IU Kokomo Police Chief Jerry Williams and Sergeant Brian Hunt participated daily, assisting as students drove golf carts through an emergency operations course, processed a simulated crime scene, and learned what is involved in law enforcement careers.
For Williams, the most important part of the week was creating positive relationships between the children and the officers.
“We need to build bridges, to close the gap between police officers and young people,” he said. “We want kids to feel safe contacting police officers if they need help, or even just coming up to talk to us. If they have a problem or a question, we want them to be comfortable.”
Those relationships help build a safer community, he said.
“Crime is not a police problem, it’s a people problem,” Williams said. “There will only be as much crime as people allow in their communities before they start getting involved.”

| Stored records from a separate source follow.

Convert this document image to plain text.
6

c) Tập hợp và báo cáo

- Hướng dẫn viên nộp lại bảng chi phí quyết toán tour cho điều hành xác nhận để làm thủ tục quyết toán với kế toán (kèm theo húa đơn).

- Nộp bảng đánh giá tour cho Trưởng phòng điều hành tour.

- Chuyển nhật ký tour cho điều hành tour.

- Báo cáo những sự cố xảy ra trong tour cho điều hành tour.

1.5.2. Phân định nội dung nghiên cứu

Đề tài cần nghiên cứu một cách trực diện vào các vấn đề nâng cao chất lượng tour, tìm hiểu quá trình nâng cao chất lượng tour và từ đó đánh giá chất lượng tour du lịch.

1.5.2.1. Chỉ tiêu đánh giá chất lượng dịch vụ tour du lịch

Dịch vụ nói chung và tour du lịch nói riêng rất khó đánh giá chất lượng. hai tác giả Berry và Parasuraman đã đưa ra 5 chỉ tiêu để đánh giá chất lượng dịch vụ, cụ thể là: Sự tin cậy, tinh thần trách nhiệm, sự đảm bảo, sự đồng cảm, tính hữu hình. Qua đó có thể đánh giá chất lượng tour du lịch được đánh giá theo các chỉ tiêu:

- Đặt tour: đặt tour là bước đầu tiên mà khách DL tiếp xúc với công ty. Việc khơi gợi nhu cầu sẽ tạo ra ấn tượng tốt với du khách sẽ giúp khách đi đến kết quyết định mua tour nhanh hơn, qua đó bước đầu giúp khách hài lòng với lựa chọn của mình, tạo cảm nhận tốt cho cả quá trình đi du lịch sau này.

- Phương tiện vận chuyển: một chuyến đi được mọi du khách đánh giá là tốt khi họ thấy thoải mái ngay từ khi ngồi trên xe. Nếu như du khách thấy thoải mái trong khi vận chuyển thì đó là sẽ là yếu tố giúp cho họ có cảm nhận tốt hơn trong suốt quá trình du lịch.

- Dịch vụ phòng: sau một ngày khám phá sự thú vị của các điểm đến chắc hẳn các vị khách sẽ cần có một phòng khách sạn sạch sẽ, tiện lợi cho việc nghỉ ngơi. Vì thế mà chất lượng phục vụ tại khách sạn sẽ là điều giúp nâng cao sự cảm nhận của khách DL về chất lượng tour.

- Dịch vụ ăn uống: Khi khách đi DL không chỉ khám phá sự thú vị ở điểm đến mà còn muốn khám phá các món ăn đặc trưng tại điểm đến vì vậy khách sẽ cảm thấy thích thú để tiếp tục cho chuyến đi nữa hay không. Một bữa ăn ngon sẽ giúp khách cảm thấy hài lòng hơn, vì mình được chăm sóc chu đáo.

Williams educated students on how they could begin their law enforcement careers at IU Kokomo, with its criminal justice major and campus police cadet program. The cadet program is open to juniors and seniors who serve as police officers on campus and participate in the Indiana University Police Academy in Bloomington.
After the academy, the cadets may serve as officers on campus until graduation. They are sought-after candidates for law enforcement positions, Williams said.
“They graduate with the police academy behind them, two years of job experience, and an IU degree,” he said. “Our officers who have graduated have had great success in finding law enforcement jobs.”
Students spent the week investigating a crime that involved a car crash and a bank robbery, with more details coming to light each day. They also saw inside a SWAT truck, met the crew of a Samaritan helicopter that landed on campus, and learned the dangers of texting and driving, or drinking and driving, by driving golf carts while wearing vision-impairing goggles.
Williams said that is a good lesson for all students to learn, not just those planning careers in law enforcement, as they start to drive in the next few years.
“We were trying to show them there is a lot of responsibility that comes with driving,” he said. “Everything you do that adds to the multitasking of driving greatly increases the risk of being involved in an accident. I think it drove the point home pretty well. I don’t think any of them made it through the course without driving over barriers.”
Indiana University Kokomo serves north central Indiana.